I've been trying to come up with excuses why I can't come up with "examples" or "code improvements" for the ASP.NET community or more importantly: "What do I bring to the table?"
I've been watching a lot of the conversations on the ALT.NET/CLI group and it actually makes me feel worse as a programmer. We're a "young" group and people are trying to tell each other to do our jobs. What really is the best way to approach coding? What makes you a good programmer? (I posed this question earlier on Twitter).
I've tried to think of real world examples of code that I've used that has been a "fore-runner" in the community, but I've run into a roadblock every time. I write new code every day, but it seems so old and archaic to me. Is that silly?
Most of the code that I write involves the controls that I use in my application, and nothing to do with the code to retrieve data or work in the DAL.
What does this have to do with current events in the .NET community? Pretty much EVERYTHING!

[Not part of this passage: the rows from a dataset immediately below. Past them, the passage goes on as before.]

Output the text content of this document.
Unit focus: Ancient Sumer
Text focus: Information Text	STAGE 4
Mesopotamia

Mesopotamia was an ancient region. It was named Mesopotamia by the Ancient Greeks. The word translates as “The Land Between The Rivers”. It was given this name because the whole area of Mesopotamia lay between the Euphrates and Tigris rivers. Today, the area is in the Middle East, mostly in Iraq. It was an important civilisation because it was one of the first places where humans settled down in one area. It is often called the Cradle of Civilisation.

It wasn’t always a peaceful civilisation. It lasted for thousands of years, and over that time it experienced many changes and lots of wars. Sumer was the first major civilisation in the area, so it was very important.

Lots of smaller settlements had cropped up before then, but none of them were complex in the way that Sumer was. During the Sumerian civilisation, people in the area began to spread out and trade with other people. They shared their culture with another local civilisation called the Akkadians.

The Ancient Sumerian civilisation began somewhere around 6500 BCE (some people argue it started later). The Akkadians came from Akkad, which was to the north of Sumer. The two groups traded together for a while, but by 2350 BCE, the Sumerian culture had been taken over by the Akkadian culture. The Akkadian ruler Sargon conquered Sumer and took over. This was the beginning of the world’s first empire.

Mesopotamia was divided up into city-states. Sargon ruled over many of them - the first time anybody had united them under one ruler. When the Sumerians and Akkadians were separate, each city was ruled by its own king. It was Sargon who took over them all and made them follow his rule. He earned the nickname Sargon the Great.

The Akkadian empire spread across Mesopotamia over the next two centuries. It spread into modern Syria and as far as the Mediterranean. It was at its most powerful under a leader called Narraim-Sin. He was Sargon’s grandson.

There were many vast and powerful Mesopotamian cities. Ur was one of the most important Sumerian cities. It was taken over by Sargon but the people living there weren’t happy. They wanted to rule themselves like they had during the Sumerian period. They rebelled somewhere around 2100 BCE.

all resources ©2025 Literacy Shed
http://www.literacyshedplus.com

If you haven't been following, there have been multiple conversations on Yahoo's message boards about HOW you program. People have left message boards because of their stance. It amazes me that people's opinions about computer science can steer a career in a different direction. Being on the outside, looking in, I see that it's mostly an attack on how someone's approach on a problem is being criticized, not the end result.
Take Frans Bouma for example. he has "exposed"(and not in a bad way) his view on programming and how it should be approached in different forums and been shot down in the most heinous way. He was only stating the real world examples on what he has worked on and the "ALT.NET" community took a crap on him.
I don't think he was treated fairly. He gave his opinion, people shot it down, and now, because of his opinion, he's anti-"ALT.NET". That was hardly his point. He simply wanted to give a point of vie that didn't apply to the "ideal" situation. I agree with his stance since not every every programming situation calls for TDD and interfaces and mocks. I have been in plenty of different situations where I don't have time to build the interface, DAL, BLL and tests in time for it to ship to the customer.
In these situations, you have to feel comfortable that what you have built is what the customer wanted in the first place and not about how you feel how you programmed.